# It's my birthday.



## Honestly (Feb 3, 2011)

To celebrate the big two-eight, I am kicking my other work to the side and upgrading my service. :thumbup: I have been replacing the circuits in each room as I remodel, and running them to the new panel on the right. I have been using that #2 AL to feed it. Today I am building a 200A OH service and getting rid of the old panel. 

Yes, those are live conductors you see hanging off of each hot line coming from the transformer. There used to be a lightning arrestor tied in there, I deduce. If I really feel like partying, I may rip out the range feed thats free air tape-spliced up under the house, and replace it! Don't want to get too crazy though.

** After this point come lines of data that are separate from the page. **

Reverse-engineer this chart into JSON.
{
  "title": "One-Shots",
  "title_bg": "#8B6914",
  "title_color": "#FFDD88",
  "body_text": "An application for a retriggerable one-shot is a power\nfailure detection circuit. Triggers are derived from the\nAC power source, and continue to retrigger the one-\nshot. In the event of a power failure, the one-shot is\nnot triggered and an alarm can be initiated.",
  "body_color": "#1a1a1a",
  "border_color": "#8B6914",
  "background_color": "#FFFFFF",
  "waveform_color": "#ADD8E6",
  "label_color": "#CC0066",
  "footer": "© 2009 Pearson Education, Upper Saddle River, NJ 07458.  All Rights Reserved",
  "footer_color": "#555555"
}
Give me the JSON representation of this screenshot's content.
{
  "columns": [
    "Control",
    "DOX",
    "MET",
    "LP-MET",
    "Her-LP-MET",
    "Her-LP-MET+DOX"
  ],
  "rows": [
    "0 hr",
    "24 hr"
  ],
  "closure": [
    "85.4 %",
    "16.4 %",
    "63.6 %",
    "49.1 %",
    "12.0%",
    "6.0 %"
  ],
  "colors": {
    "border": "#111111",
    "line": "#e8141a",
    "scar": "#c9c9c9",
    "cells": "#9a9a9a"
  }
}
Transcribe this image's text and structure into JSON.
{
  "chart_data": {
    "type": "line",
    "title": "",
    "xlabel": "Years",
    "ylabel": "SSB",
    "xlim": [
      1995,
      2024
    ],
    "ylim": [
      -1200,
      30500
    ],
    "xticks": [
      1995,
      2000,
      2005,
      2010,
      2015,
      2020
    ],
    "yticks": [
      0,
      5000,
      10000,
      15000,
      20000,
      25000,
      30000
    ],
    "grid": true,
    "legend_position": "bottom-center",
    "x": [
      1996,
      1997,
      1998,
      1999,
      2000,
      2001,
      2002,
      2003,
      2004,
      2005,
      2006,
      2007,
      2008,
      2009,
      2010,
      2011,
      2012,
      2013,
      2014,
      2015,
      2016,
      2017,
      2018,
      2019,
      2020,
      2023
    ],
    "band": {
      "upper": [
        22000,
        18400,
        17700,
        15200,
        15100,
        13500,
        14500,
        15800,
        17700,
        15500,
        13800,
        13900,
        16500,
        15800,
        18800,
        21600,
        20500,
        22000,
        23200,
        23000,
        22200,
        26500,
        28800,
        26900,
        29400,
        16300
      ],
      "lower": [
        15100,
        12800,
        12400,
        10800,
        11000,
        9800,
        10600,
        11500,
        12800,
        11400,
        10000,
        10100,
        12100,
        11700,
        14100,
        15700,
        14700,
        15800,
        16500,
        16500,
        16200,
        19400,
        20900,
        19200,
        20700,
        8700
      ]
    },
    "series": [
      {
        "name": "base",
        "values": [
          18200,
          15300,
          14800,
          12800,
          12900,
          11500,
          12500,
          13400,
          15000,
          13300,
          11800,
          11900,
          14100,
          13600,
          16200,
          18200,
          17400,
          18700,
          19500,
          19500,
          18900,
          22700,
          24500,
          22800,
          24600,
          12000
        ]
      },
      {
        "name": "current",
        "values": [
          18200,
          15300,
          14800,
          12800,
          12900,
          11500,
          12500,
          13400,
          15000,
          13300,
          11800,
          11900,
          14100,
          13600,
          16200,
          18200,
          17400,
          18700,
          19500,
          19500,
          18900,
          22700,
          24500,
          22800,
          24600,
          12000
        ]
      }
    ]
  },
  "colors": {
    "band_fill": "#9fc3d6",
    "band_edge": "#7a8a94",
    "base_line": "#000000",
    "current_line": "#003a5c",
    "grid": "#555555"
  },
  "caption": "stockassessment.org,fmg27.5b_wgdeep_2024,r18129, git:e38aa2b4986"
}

Sorry for the sideways images, just turn your head. Its easier that me fixing them.


----------



## Shockdoc (Mar 4, 2010)

Nice GE 32/40 panel:thumbsup:


----------



## ampman (Apr 2, 2009)

damn my neck hurts after looking at those


----------



## Honestly (Feb 3, 2011)

I usually use QO, but this one was free.


----------



## electricmanscott (Feb 11, 2010)

I can't think of a worse way to spend a birthday. :laughing:


----------



## Honestly (Feb 3, 2011)

electricmanscott said:


> I can't think of a worse way to spend a birthday. :laughing:


To make it worse, PU just now showed to cut the line, and I got stung by a wasp. :happybday:


----------



## HARRY304E (Sep 15, 2010)

Honestly said:


> To make it worse, PU just now showed to cut the line, and I got stung by a wasp. :happybday:



:laughing::laughing:....:happybday::drink:


----------



## Honestly (Feb 3, 2011)

Half a day of work and half a day of dealing with poco, permitting, and inspection and its done. I tried to use as many different brands of breakers as I could cuz I support diversity in my workplace.


----------